La création du premier NFT a été “assez compliquée”, admet Laure Beaudonnet. Elle a d’abord dû créer un portefeuille numérique, acheter de l’éther (la crypto-monnaie utilisée par la blockchain Ethereum), puis payer les frais de transaction pour enregistrer définitivement le “contrat” numérique, sans oublier de céder les droits d’auteur associés à l’émission.

“Il faut y consacrer quelques jours si l’on débute, et c’est encore plus compliqué pour une entreprise”, explique-t-elle.

Les NFT sont-ils l’avenir du journalisme ?

Avec le fonds de sécurité, la FIJ envoie en moyenne 80 000 € dans le monde chaque année, mais reçoit des dons privés et publics atteignant à peine 12 000 ou 13 000 € par an, note de 20 minutes.

Cette grosse enveloppe, après l’enchère d’hier, pourrait grossir grâce aux NFT. Mais est-ce une solution durable ?

Le journal a interviewé Frédéric Chambre, PDG de la maison de vente aux enchères Piasa, sur la façon dont cette vente pourrait être une première dans le paysage médiatique.

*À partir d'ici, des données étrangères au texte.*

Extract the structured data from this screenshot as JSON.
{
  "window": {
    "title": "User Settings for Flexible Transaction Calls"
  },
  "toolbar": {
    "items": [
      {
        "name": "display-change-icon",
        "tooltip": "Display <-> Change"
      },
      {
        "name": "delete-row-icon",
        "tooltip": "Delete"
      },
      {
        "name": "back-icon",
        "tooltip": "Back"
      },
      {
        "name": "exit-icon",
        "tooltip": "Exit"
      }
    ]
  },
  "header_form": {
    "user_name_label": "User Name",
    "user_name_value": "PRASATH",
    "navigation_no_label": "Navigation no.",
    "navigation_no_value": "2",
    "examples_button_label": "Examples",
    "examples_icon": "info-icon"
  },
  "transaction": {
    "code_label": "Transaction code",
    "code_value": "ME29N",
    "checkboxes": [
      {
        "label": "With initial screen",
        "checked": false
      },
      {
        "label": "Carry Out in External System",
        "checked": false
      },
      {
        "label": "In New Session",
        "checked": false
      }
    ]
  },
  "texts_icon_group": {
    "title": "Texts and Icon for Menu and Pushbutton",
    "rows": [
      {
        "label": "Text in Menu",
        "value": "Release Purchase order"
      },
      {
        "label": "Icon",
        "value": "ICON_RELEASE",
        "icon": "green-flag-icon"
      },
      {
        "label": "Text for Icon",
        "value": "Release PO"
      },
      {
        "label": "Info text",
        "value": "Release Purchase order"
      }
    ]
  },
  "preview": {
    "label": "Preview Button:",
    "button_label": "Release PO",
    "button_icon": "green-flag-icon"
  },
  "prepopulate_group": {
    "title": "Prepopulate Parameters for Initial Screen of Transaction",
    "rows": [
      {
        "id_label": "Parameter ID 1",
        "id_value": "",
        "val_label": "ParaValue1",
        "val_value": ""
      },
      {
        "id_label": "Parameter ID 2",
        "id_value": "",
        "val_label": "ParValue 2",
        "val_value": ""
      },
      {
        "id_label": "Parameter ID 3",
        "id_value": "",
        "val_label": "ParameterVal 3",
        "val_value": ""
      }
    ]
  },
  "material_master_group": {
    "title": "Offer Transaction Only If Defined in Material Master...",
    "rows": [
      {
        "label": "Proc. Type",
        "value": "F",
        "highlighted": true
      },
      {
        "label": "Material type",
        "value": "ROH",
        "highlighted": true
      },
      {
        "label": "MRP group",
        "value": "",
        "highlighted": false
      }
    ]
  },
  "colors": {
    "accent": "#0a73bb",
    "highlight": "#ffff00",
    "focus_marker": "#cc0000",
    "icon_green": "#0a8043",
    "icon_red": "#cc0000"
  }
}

“Il y a eu une réflexion, une collaboration, il y a la plaque d’impression offset qui accompagne le NFT”, a déclaré Chambre.

“On est peut-être sur une page d’histoire plus que dans l’histoire de l’art. Le NFT de 20 Minutes peut presque être comparé à un manuscrit. Quand vous achetez un manuscrit d’Einstein, vous achetez de l’histoire. Avec le projet 20 Minutes, vous êtes quelque part entre les deux.”

Pour le PDG, le principal défi consiste à canaliser les NFT : “La NFT doit se canaliser elle-même. Si elle part dans toutes les directions et veut tout toucher, elle n’aura plus d’impact singulier. Il faut qu’elle trouve sa place dans l’histoire.”

“Aujourd’hui, nous sommes davantage dans un système de NFT qui supplante l’artiste. Vous avez créé un NFT, mais ce qui est important, c’est l’œuvre. Vous utilisez la technologie liée à la NFT pour la rendre unique.”